Last night, Obama had the Harvard professor and the police officer who arrested him over to the White house to talk . . . and more importantly, get stinking drunk together.
Vice President Joe Biden was reportedly upset because Obama put his foot in his mouth by saying the Cambridge Police acted stupidly . . . that’s normally his thing.
The world is still waiting on Michael Jacksons’s autopsy results. But they have been delayed indefinitely. Apparently, they’re still missing a nose.
They’re dragging it out like a reality show.
President Obama’s approval rating has dropped to an all-time low of 48 percent. Or as George Bush calls it, “kickin ass.”

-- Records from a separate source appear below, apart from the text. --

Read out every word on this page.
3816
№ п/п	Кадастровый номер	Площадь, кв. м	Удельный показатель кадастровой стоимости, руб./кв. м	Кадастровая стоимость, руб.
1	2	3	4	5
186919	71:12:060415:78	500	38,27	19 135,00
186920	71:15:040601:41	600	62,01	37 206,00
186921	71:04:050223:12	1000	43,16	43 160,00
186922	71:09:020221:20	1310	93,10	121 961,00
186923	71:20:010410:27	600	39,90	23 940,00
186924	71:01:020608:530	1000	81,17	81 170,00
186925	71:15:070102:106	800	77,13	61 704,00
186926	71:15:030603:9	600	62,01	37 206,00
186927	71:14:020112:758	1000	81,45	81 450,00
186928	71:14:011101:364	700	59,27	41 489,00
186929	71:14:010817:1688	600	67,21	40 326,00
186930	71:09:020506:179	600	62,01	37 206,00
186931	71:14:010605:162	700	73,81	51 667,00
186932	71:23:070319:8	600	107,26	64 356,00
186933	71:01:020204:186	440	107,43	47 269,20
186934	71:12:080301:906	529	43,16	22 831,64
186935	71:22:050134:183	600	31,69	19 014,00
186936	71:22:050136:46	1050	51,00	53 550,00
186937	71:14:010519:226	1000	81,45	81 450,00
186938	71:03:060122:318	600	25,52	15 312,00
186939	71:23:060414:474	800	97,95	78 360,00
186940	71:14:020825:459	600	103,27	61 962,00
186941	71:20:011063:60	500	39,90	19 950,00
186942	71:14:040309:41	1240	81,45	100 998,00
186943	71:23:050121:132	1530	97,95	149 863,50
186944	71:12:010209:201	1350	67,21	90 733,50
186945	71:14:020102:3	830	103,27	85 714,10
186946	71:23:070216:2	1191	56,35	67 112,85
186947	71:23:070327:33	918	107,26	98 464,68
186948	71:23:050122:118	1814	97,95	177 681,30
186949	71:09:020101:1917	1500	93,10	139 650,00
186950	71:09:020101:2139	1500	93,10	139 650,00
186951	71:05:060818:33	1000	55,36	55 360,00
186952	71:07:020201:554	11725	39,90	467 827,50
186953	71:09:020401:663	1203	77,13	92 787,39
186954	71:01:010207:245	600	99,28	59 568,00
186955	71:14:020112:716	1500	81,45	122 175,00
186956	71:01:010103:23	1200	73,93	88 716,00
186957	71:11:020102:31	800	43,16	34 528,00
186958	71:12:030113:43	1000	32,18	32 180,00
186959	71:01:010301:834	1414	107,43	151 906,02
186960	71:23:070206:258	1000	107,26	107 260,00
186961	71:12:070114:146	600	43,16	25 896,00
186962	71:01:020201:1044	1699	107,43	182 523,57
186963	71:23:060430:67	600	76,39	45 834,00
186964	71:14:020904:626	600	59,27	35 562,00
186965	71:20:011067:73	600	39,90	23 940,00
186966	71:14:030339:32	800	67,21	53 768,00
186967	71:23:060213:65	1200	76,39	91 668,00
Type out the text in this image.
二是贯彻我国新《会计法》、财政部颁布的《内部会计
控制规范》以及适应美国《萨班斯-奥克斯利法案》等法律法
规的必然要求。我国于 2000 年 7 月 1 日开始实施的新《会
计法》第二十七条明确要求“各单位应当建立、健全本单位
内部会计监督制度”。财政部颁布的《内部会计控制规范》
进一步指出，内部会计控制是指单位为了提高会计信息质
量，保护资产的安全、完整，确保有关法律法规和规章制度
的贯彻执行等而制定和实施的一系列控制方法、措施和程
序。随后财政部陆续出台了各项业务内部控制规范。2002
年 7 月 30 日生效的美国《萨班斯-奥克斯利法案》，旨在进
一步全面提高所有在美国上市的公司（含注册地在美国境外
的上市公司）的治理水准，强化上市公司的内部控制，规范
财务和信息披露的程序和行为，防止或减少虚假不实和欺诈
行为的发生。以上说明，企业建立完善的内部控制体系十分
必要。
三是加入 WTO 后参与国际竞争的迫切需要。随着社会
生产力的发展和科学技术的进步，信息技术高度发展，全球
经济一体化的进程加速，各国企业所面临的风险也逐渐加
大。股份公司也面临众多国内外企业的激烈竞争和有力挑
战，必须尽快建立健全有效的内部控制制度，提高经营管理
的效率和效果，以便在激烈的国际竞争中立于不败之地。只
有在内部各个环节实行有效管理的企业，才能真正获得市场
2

President Obama said that Congress probably won’t vote on his healthcare bill until October. It’s not like there’s some crazy flu epidemic out there . . .
Nancy Pelosi has accused insurance companies of deliberately trying to kill the healthcare bill. Pelosi was so angry she started arranging her face into a scowl.
A man in Florida was arrested for attacking his roommate with a coconut, a porcelain bowl, and a wooden carving. The man was charged with assault and shoplifting from Pier 1.